Le 17 janvier 1961 marque une date funeste dans l’histoire du Congo. Ce jour-là, Patrice Emery Lumumba, premier Premier ministre du Congo nouvellement indépendant, est assassiné dans le Katanga, aux côtés de ses fidèles compagnons Joseph Okito et Maurice Mpolo. Leur fin tragique ne fut pas seulement une exécution, mais une tentative brutale de faire disparaître leur mémoire : leurs corps furent dissous dans de l’acide. Des décennies plus tard, en 2016, une dent, vestige de Lumumba, fut retrouvée en Belgique, dans le cadre d’une affaire impliquant un officier belge chargé de l’élimination des traces du héros. Cette dent, symbole poignant de l’histoire, fut finalement remise à la famille Lumumba en juin 2022. Qui était cet homme dont le destin fut si intimement lié à celui de sa nation ?
Né Elias Okit’Asombo le 2 juillet 1925 à Onalua, dans ce qui était alors le Congo belge, Patrice Emery Lumumba est issu d’un milieu modeste. Doté d’une intelligence vive, il reçoit une éducation solide dans les écoles missionnaires. Cependant, le système éducatif colonial belge, axé sur l’exploitation, ne visait qu’à former des auxiliaires dociles, limitant l’accès à un savoir plus approfondi pour les autochtones.
L’Éveil d’un Nationaliste Visionnaire

Avide de connaissances, Lumumba dévore les livres d’histoire. Son parcours professionnel le mène d’abord à travailler pour une société minière, où il prend conscience de l’importance stratégique des ressources naturelles du Congo et de la subordination des Congolais. Plus tard, à Stanleyville, il trouve un emploi dans les PTT et s’intègre rapidement au cercle des « évolués », devenant même leur président.
En 1957, il rejoint UNIBRA, une brasserie, où sa popularité grandit grâce à son charisme et ses talents d’orateur. Ses convictions nationalistes s’affirment, le poussant à fonder en 1958 le Mouvement Nationaliste Congolais (MNC). La même année, il participe à la conférence panafricaine d’Accra, aux côtés de figures comme Kwame Nkrumah, renforçant sa vision d’une Afrique unie et indépendante.
Vers l’Indépendance et la Tragédie

Le MNC, parti d’inspiration socialiste et panafricaniste, remporte les élections dans la province orientale.

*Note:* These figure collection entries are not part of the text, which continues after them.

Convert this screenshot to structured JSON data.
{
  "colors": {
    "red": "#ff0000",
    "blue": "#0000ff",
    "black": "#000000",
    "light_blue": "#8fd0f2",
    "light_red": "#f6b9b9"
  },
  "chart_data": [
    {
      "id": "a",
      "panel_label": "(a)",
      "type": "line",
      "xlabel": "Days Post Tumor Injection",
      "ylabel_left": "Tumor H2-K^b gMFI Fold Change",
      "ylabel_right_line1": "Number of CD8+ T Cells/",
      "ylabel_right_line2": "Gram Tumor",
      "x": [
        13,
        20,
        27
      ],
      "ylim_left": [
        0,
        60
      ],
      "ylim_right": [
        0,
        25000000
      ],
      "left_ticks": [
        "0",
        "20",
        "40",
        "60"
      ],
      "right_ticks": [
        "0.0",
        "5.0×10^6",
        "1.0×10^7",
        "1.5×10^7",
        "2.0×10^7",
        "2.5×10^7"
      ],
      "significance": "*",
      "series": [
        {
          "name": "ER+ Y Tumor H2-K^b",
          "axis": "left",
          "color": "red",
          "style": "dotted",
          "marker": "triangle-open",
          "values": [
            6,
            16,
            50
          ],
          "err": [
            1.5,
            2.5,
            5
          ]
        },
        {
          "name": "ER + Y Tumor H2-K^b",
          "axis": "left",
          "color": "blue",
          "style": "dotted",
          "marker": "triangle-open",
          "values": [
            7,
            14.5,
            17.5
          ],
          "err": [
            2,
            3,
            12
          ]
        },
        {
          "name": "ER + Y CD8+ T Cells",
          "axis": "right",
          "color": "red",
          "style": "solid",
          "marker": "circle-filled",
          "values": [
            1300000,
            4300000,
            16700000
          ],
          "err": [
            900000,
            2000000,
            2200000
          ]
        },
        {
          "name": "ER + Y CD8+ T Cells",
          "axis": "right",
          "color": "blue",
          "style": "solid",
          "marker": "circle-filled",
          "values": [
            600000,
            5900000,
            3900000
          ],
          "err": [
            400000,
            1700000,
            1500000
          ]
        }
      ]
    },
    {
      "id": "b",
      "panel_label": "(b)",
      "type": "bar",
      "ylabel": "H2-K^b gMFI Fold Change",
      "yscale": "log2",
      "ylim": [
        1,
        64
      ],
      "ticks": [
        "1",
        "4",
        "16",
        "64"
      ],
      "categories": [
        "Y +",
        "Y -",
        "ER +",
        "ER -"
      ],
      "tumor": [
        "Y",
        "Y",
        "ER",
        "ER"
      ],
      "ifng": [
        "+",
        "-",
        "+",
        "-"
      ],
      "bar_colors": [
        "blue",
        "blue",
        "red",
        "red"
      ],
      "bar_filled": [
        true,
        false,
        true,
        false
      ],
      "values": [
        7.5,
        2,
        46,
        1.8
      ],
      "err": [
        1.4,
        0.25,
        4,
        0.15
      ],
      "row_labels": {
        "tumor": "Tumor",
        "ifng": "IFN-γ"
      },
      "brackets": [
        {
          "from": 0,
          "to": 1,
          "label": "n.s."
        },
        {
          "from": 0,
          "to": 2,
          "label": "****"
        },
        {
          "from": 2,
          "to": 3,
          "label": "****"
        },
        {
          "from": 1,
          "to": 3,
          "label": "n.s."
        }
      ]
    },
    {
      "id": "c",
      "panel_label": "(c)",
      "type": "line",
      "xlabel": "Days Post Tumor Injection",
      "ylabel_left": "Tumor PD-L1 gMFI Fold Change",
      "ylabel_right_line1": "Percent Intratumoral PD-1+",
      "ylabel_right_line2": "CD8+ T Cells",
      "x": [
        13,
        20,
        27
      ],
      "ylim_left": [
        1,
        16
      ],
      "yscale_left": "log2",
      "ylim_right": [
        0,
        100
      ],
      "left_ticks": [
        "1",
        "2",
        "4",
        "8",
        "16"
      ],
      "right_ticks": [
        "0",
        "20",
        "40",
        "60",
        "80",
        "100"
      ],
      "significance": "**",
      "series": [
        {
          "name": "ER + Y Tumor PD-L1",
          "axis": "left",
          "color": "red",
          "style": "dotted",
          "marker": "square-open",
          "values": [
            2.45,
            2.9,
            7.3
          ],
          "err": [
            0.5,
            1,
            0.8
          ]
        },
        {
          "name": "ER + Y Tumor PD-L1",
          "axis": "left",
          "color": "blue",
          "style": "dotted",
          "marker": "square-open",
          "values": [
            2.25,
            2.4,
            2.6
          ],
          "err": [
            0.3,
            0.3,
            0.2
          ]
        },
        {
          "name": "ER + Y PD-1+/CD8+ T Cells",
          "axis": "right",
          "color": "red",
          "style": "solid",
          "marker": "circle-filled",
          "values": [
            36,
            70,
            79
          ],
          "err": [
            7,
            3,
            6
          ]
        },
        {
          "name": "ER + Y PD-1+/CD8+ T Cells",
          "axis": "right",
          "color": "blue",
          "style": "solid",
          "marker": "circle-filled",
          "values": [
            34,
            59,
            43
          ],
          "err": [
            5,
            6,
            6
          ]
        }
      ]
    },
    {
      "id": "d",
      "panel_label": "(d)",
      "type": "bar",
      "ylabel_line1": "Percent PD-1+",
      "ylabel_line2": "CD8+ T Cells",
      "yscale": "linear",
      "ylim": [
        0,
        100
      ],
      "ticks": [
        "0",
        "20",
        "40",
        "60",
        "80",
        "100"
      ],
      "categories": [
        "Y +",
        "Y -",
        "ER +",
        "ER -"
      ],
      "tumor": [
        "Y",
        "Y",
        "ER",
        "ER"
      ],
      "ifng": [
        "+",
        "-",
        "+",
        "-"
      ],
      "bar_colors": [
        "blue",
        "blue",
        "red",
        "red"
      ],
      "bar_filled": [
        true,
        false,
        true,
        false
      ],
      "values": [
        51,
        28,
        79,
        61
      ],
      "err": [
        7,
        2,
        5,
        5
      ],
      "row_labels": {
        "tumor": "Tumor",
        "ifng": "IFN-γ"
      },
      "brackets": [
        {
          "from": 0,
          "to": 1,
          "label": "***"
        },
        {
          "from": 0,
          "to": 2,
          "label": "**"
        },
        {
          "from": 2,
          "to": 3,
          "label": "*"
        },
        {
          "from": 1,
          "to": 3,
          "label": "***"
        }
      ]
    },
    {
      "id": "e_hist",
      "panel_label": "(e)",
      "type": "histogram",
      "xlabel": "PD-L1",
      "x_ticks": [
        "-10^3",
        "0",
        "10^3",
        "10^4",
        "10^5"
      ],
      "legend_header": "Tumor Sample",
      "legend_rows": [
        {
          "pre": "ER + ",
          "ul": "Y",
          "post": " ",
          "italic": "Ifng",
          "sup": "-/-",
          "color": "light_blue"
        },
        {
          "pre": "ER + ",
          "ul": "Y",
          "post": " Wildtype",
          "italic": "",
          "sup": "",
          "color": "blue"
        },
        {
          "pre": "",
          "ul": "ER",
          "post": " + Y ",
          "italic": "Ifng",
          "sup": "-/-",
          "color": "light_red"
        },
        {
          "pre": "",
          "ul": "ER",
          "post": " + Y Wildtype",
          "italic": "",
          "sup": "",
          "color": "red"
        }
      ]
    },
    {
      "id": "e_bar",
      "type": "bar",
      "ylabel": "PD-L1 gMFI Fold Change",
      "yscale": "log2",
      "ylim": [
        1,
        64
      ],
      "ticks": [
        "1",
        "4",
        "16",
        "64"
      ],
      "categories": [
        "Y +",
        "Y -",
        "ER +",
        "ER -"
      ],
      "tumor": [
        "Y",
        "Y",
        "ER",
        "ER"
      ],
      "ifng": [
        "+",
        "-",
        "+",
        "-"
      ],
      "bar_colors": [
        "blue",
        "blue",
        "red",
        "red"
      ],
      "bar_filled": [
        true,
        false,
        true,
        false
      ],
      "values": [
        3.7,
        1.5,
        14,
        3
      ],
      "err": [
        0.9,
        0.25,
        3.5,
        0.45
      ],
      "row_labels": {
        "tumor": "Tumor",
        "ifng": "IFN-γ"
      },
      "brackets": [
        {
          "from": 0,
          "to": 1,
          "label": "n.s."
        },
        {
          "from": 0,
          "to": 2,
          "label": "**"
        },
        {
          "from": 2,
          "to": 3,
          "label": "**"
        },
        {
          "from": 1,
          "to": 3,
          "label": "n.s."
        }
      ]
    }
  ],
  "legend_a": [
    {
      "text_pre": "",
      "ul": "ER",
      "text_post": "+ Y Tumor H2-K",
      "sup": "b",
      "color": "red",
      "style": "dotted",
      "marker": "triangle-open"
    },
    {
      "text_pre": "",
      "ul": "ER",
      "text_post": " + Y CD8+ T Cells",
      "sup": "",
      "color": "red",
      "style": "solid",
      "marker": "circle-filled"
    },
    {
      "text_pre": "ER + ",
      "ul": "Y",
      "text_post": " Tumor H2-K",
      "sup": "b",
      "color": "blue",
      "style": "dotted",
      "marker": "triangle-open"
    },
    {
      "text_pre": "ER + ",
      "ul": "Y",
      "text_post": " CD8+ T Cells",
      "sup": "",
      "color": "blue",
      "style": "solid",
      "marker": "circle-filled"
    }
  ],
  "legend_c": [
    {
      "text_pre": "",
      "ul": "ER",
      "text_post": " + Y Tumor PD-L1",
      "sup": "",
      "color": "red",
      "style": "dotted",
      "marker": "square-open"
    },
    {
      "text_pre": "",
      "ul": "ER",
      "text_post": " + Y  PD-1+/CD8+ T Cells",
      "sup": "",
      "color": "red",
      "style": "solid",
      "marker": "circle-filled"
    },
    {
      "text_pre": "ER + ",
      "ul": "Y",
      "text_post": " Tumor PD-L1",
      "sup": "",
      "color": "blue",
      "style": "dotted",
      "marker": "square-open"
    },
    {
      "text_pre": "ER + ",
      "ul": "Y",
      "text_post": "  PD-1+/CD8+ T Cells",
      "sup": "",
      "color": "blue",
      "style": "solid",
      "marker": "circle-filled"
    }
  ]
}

Suite à des émeutes en 1959, Lumumba est brièvement emprisonné, mais son influence est telle que le ministre belge des Colonies doit intervenir pour qu’il participe à la Conférence de la Table Ronde à Bruxelles en janvier 1960. Sa présence, juste après sa libération, accentue la pression sur les autorités belges, qui finissent par accepter la date du 30 juin 1960 pour l’indépendance du Congo.
De retour au Congo, Lumumba devient Premier ministre. Le 30 juin 1960, jour de l’indépendance, il prononce un discours mémorable, non prévu au programme, qui dénonce avec force le racisme et l’exploitation coloniale belge. Ce discours, contrastant vivement avec les propos plus mesurés du président Joseph Kasa-Vubu et ulcérant le roi Baudouin, marque un tournant historique dans la résistance au colonialisme.
Cependant, l’indépendance du Congo est rapidement ébranlée par une mutinerie militaire et des tensions internes. Le 15 août 1960, les autorités belges poussent le président Kasa-Vubu à démettre Lumumba de ses fonctions le 5 septembre. Arrêté fin 1960, Lumumba est transporté à Elisabethville (aujourd’hui Lubumbashi).
L’Héritage d’une Voix Inoubliable

Le 17 janvier 1961, Patrice Emery Lumumba, Maurice Mpolo et Joseph Okito sont assassinés par des séparatistes katangais avec le soutien de mercenaires belges. La dissolution de leurs corps dans l’acide visait à effacer toute trace de leur lutte.
Des décennies plus tard, la vérité émerge. En 2000-2001, une commission d’enquête parlementaire belge conclut que le gouvernement belge avait « manifestement peu de cas de l’intégrité physique de Patrice Lumumba » et avait délibérément diffusé des mensonges sur les circonstances de son décès. La remise de sa dent à sa famille en 2022 symbolise la reconnaissance tardive d’une injustice historique.
Patrice Emery Lumumba reste gravé dans la mémoire collective congolaise comme le symbole de la lutte pour la souveraineté et la dignité. Son combat pour un Congo maître de son destin résonne encore aujourd’hui, rappelant que la voix d’un héros peut transcender le temps et les tentatives d’effacement.